If the value of userProfileCity is Bettles, this operation returns the following result:如果userProfileCity的值为Bettles,则此操作返回以下结果:

{ "_id" : { "city" : "Bettles" }, "restaurants" : { "restaurants" : [ "Food Fury", "Meal Macro", "Big Crisp" ] } }
{ "_id" : { "city" : "Onida" }, "restaurants" : { "restaurants" : [ "The Wrap" ] } }
{ "_id" : { "city" : "Pyote" }, "restaurants" : { "restaurants" : [ "Crave" ] } }

If the value of userProfileCity is Onida, this operation returns the following result:如果userProfileCity的值为Onida,则此操作返回以下结果:

{ "_id" : { "city" : "Bettles" }, "restaurants" : { "restaurants" : [ "Food Fury" ] } }
{ "_id" : { "city" : "Onida" }, "restaurants" : { "restaurants" : [ "The Wrap", "Spice Attack", "Soup City" ] } }
{ "_id" : { "city" : "Pyote" }, "restaurants" : { "restaurants" : [ "Crave" ] } }

If the value of userProfileCity is Pyote, this operation returns the following result:如果userProfileCity的值为Pyote,则此操作返回以下结果:

{ "_id" : { "city" : "Bettles" }, "restaurants" : { "restaurants" : [ "Food Fury" ] } }
{ "_id" : { "city" : "Onida" }, "restaurants" : { "restaurants" : [ "The Wrap" ] } }
{ "_id" : { "city" : "Pyote" }, "restaurants" : { "restaurants" : [ "Crave", "The Gala" ] } }

If the value of userProfileCity is any other value, this operation returns the following result:如果userProfileCity的值是任何其他值,则此操作返回以下结果:

{ "_id" : { "city" : "Bettles" }, "restaurants" : { "restaurants" : [ "Food Fury" ] } }
{ "_id" : { "city" : "Onida" }, "restaurants" : { "restaurants" : [ "The Wrap" ] } }
{ "_id" : { "city" : "Pyote" }, "restaurants" : { "restaurants" : [ "Crave" ] } }

Behavior行为

The init function defines an initial state containing max and restaurants fields.init函数定义一个初始状态,其中包含max字段和restaurants字段。The max field sets the maximum number of restaurants for that particular group.max字段设置该特定组的最大餐厅数。If the document’s city field matches userProfileCity, that group contains a maximum of 3 restaurants.如果文档的city字段与userProfileCity匹配,则该组最多包含3家餐厅。Otherwise, if the document _id does not match userProfileCity, the group contains at most a single restaurant. 否则,如果文档_iduserProfileCity不匹配,则该组最多包含一家餐厅。The init function receives both the city userProfileCity arguments from the initArgs array.init函数从initArgs数组接收city userProfileCity参数。
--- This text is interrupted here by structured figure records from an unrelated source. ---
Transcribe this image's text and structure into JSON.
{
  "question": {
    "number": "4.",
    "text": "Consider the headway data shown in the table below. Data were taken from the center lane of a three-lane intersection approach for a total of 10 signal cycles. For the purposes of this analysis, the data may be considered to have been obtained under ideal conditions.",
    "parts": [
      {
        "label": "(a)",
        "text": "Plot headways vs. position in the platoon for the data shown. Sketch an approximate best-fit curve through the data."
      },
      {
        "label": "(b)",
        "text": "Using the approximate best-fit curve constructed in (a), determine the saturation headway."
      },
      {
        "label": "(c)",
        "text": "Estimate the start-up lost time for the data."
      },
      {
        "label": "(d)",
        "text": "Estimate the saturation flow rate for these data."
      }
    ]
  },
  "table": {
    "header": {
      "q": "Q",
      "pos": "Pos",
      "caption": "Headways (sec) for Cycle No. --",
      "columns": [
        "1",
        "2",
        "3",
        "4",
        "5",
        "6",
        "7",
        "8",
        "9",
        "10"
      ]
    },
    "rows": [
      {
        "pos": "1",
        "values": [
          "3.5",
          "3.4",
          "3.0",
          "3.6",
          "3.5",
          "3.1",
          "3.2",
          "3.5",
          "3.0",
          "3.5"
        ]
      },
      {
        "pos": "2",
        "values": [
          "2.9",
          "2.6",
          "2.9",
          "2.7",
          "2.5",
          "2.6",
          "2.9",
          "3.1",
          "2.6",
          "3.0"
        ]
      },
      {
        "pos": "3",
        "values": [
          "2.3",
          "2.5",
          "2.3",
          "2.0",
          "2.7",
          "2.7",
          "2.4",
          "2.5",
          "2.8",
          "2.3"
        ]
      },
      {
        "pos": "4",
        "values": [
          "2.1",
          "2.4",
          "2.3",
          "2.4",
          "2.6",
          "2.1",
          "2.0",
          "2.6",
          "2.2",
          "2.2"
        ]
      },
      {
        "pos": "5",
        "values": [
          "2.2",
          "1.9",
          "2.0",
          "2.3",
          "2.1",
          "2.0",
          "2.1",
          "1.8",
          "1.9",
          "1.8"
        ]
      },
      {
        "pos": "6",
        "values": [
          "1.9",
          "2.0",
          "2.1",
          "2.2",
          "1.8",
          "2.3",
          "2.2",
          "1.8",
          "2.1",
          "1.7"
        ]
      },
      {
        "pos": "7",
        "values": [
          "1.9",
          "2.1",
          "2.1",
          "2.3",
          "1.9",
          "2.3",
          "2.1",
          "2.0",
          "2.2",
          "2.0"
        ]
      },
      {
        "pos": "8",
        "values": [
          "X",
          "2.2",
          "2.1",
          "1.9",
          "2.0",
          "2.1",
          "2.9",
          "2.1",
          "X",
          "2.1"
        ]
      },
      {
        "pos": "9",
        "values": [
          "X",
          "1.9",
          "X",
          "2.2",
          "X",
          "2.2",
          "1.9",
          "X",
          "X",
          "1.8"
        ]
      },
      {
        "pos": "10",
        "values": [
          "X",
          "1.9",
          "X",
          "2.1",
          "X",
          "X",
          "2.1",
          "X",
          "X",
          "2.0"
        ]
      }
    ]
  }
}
For each document that the $accumulator processes, it pushes the name of the restaurant to the restaurants array, provided that name would not put the length of restaurants over the max value. 对于$accumulator处理的每个文档,它都会将餐厅的name推送到restaurants数组,前提是该名称不会使restaurants的长度超过max值。With each document that is processed, the accumulate function returns the updated state.对于处理的每个文档,accumulate函数都会返回更新的状态。

The merge function defines how to merge two states.merge函数定义如何合并两个状态。The function concatenates the restaurant arrays from each state together, and the length of the resulting array is limited using the slice() method to ensure that it does not exceed the max value.该函数将每个状态的restaurant数组连接在一起,并使用slice()方法限制生成数组的长度,以确保其不超过max值。

Once all documents have been processed, the finalize function modifies the resulting state to only return the names of the restaurants. 处理完所有文档后,finalize函数会修改结果状态,只返回餐厅的名称。Without this function, the max field would also be included in the output, which does not fulfill any needs for the application.如果没有此功能,输出中也会包含max字段,这无法满足应用程序的任何需求。